If you have a favourite cookbook or recipe from one, please do drop me a line in the comments box below. It’s always a pleasure to discover new recipes.
The other day, I noticed beautiful bunches of leafy dark green Swiss Chard at my local greengrocers which looked as though they belonged in a vase. Without knowing what I was going to do with them, I snatched up a bunch to bring home. On my way back, I remembered that Ottolenghi had a few recipes for Swiss Chard in his book, Jerusalem and I was pleased to find that I had most of the ingredients in for this particular dish.
I have made this recipe for Swiss Chard with Tahini, Yoghurt and Buttered Pine Nuts three times now and it is absolutely delicious. The balance of sharp from the wine, green from the leaves, creamy, garlicky umami from the tahini with the juicy stems and crunchy pine nuts is simply divine. The last time I made it, I served the chard as a side to roasted salmon fillets which I had doused in a mixture of harissa, cumin seeds and lemon juice. It was the perfect girlie supper for me and my friend who gave me this book at Christmas!
Swiss chard is nature’s own two-for-one bargain. There are the dark green, deeply veined leaves and the crisp, juicy white (or brightly coloured) stalks both of which need slightly different cooking times. They are easy to prepare – you start by filling the sink with water so that they can be easily cleaned of the grit and dirt that may have accumulated on them. Then, trim a little off the ends of the stalks and cut them out to separate them from the leaves. Swish both about in the water and then leave them in the sink for any grit or dirt to settle on the bottom. Then they are ready to be scooped out, sliced and used as needed with the stalks needing a couple of minutes more cooking time. The leaves can also be blanched and stuffed just like cabbage leaves and of course they are excellent in quiches and pies.
Swiss Chard with Tahini, Yoghurt and Buttered Pine Nuts
from Jerusalem by Ottolenghi and Tamimi
- 1.3 kg Swiss Chard
- 40 g unsalted butter
- 2 Tbsp Olive Oil plus extra to serve
- 40 g pine nuts
- 2 small garlic cloves, thinly sliced
- 60ml dry white wine (I used stock the first time but it is much better with the wine reduction)
- sweet paprika to garnish (I forgot this!)
- salt and black pepper
Tahini and Yoghurt Sauce
- 50g light tahini paste
- 50g greek yoghurt (I used 0% fat)
- 2 Tbsp lemon juice
- 1 garlic glove, crushed
- 2 Tbsp water
- Trim 1 cm off the bottom of the stalks and discard. Fill the sink with cold water. Cut out the thick wide central stalks and place these and the green leaves in sink to remove any traces of grit.
- Fill the kettle and put it on to boil.
- Make up the sauce by combining all the ingredients in a small bowl and whisking until the sauce is smooth and semi stiff. Set aside.

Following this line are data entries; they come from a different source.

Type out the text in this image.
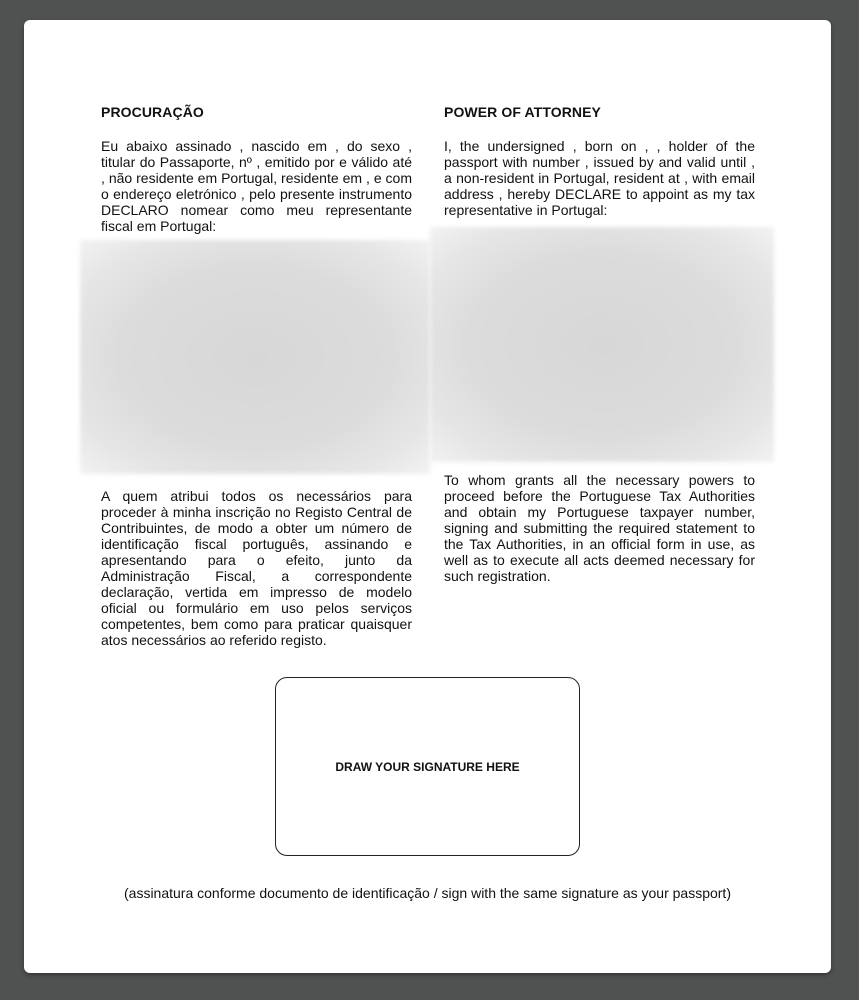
PROCURAÇÃO

Eu abaixo assinado , nascido em , do sexo , titular do Passaporte, nº , emitido por e válido até , não residente em Portugal, residente em , e com o endereço eletrónico , pelo presente instrumento DECLARO nomear como meu representante fiscal em Portugal:

POWER OF ATTORNEY

I, the undersigned , born on , , holder of the passport with number , issued by and valid until , a non-resident in Portugal, resident at , with email address , hereby DECLARE to appoint as my tax representative in Portugal:

A quem atribui todos os necessários para proceder à minha inscrição no Registo Central de Contribuintes, de modo a obter um número de identificação fiscal português, assinando e apresentando para o efeito, junto da Administração Fiscal, a correspondente declaração, vertida em impresso de modelo oficial ou formulário em uso pelos serviços competentes, bem como para praticar quaisquer atos necessários ao referido registo.

To whom grants all the necessary powers to proceed before the Portuguese Tax Authorities and obtain my Portuguese taxpayer number, signing and submitting the required statement to the Tax Authorities, in an official form in use, as well as to execute all acts deemed necessary for such registration.

DRAW YOUR SIGNATURE HERE
(assinatura conforme documento de identificação / sign with the same signature as your passport)
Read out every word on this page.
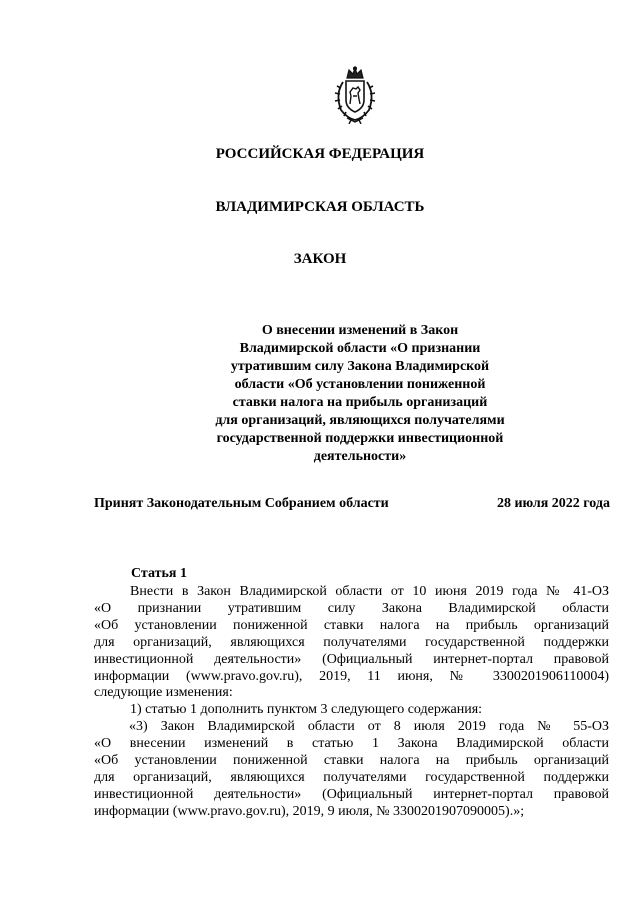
РОССИЙСКАЯ ФЕДЕРАЦИЯ
ВЛАДИМИРСКАЯ ОБЛАСТЬ
ЗАКОН
О внесении изменений в Закон
Владимирской области «О признании
утратившим силу Закона Владимирской
области «Об установлении пониженной
ставки налога на прибыль организаций
для организаций, являющихся получателями
государственной поддержки инвестиционной
деятельности»
Принят Законодательным Собранием области	28 июля 2022 года
Статья 1
Внести в Закон Владимирской области от 10 июня 2019 года № 41-ОЗ
«О признании утратившим силу Закона Владимирской области
«Об установлении пониженной ставки налога на прибыль организаций
для организаций, являющихся получателями государственной поддержки
инвестиционной деятельности» (Официальный интернет-портал правовой
информации (www.pravo.gov.ru), 2019, 11 июня, № 3300201906110004)
следующие изменения:
1) статью 1 дополнить пунктом 3 следующего содержания:
«3) Закон Владимирской области от 8 июля 2019 года № 55-ОЗ
«О внесении изменений в статью 1 Закона Владимирской области
«Об установлении пониженной ставки налога на прибыль организаций
для организаций, являющихся получателями государственной поддержки
инвестиционной деятельности» (Официальный интернет-портал правовой
информации (www.pravo.gov.ru), 2019, 9 июля, № 3300201907090005).»;
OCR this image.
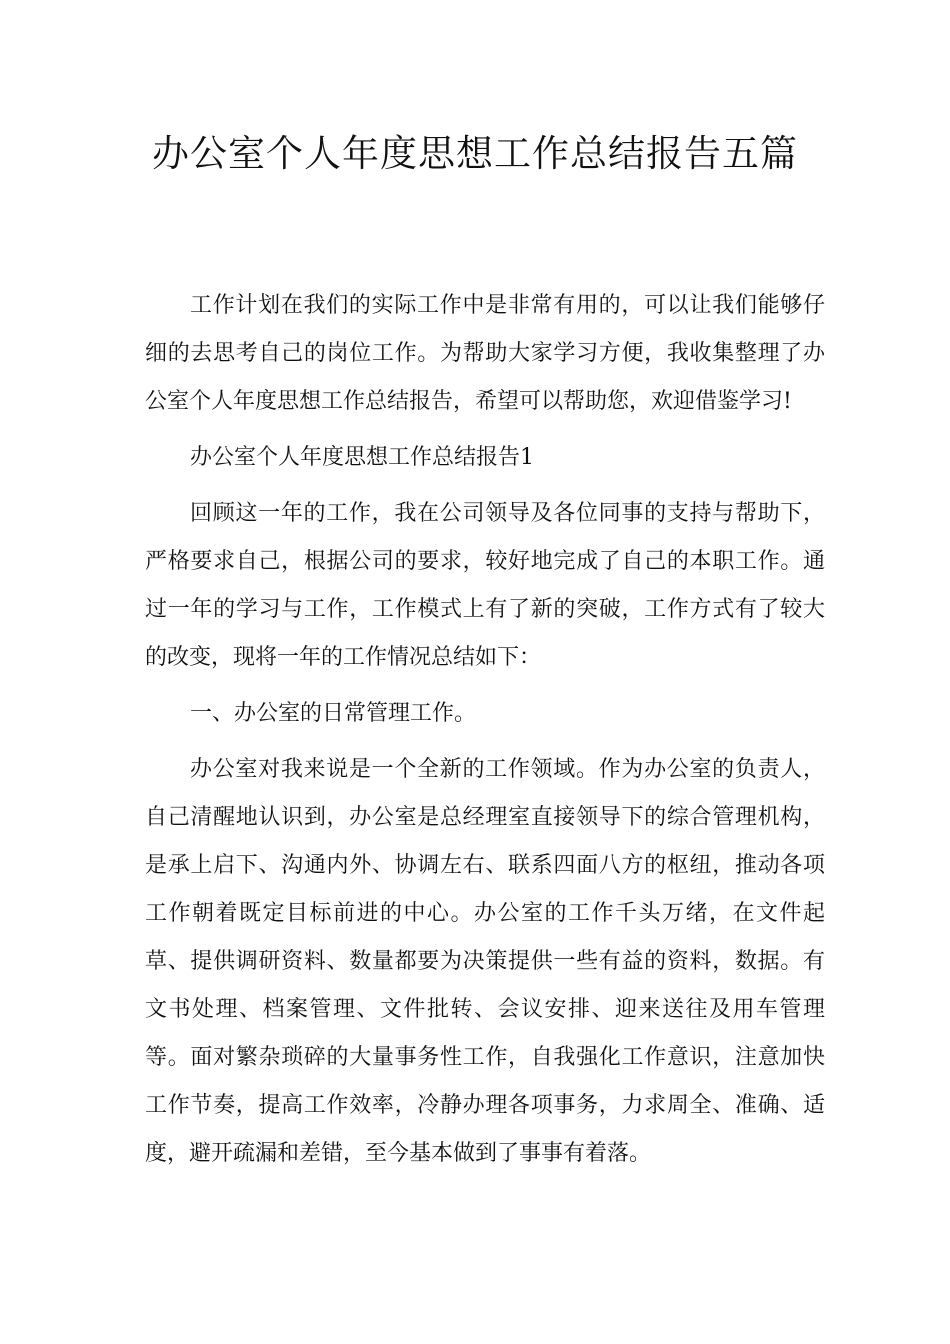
办公室个人年度思想工作总结报告五篇

工作计划在我们的实际工作中是非常有用的，可以让我们能够仔细的去思考自己的岗位工作。为帮助大家学习方便，我收集整理了办公室个人年度思想工作总结报告，希望可以帮助您，欢迎借鉴学习!

办公室个人年度思想工作总结报告1

回顾这一年的工作，我在公司领导及各位同事的支持与帮助下，严格要求自己，根据公司的要求，较好地完成了自己的本职工作。通过一年的学习与工作，工作模式上有了新的突破，工作方式有了较大的改变，现将一年的工作情况总结如下：

一、办公室的日常管理工作。

办公室对我来说是一个全新的工作领域。作为办公室的负责人，自己清醒地认识到，办公室是总经理室直接领导下的综合管理机构，是承上启下、沟通内外、协调左右、联系四面八方的枢纽，推动各项工作朝着既定目标前进的中心。办公室的工作千头万绪，在文件起草、提供调研资料、数量都要为决策提供一些有益的资料，数据。有文书处理、档案管理、文件批转、会议安排、迎来送往及用车管理等。面对繁杂琐碎的大量事务性工作，自我强化工作意识，注意加快工作节奏，提高工作效率，冷静办理各项事务，力求周全、准确、适度，避开疏漏和差错，至今基本做到了事事有着落。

- When the water boils, fill deep saucepan with it, cover and set on the hob to come to a boil again.
- Remove the stalks from the sink and slice into 2 cm pieces. Do the same with the green leaves. Keep them in separate piles.
- Place the stems in the boiling water and set the timer for two minutes. Then add the leaves, which you may have to force under the water, for one minute. Drain and rinse well under cold water. Drain and use your hands to squeeze the chard until it is quite dry.
- Heat 2 Tbsp of oil and half the butter in a large frying pan, over a medium heat. Add the pine nuts and toss in the pan until golden which should take about 2 minutes. They burn quickly so keep an eye on them. Remove using a slotted spoon and set aside.
- Now add the garlic to the pan and cook for about a minute until golden.
- Carefully pour in the wine – it will spit! Leave it to reduce to about ⅓ which should take a minute or so.
- Add the chard and the rest of the butter and toss to heat through and get coated in the the buttery, garlicky juices for a two or three minutes. Season with salt and pepper.
- Place in a serving bowl, top with a little sauce, the pine nuts and a sprinkle of paprika. Drizzle with a little EVOO and serve with additional sauce in a separate bowl.